By the mid-2010s, Lizotte-Zeisler had become known for documenting automotive projects, vehicle builds, and drifting events through a vlog-style format. His content frequently features the acquisition, modification, and maintenance of performance vehicles, with an emphasis on Japanese sports cars, particularly Nissan S-chassis models, BMW E-chassis models, alongside other European and American performance vehicles. His videos regularly chronicle track days, competitive drifting, shop operations, and collaborations with other automotive creators and professional drivers.

=== Formula Drift ===
Since 2020, Lizotte-Zeisler has competed in professional drifting events, earning a professional drifting license and competing in sanctioned series, most notably Formula D, while continuing to produce content documenting his racing activities and automotive projects. After a rookie season with his own independent team piloting a Nissan S15 Silvia, Lizotte-Zeisler was awarded the 2020 Formula D Rookie of the Year and Fan Favorite awards. During the season, he had secured a top-four and top-eight finish, and finished the season in 12th place.

=== Other ventures ===
As his online presence grew, Lizotte-Zeisler expanded his activities beyond digital media by establishing an automotive merchandise business under the LZMFG and Drift HQ brands, and developing a dedicated workshop in Orlando, Florida to support vehicle fabrication, maintenance, and content production.

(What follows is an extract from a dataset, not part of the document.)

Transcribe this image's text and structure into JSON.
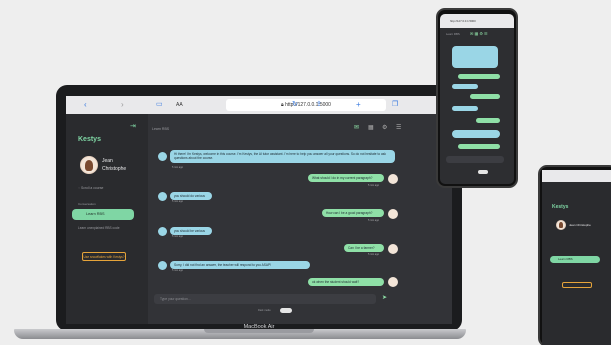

Lizotte-Zeisler has also collaborated with manufacturers, aftermarket automotive companies, and motorsports organizations through sponsorships, promotional campaigns, and event appearances. Lizotte-Zeisler has also hosted the Adam LZ World Tour annually since 2024, a drifting competition and motorsports event hosted in multiple countries including the United States, Canada, and the United Kingdom. His participation in major automotive gatherings—including drift competitions, car festivals, and racing events such as TX2K—has contributed to his prominence within the performance automotive community.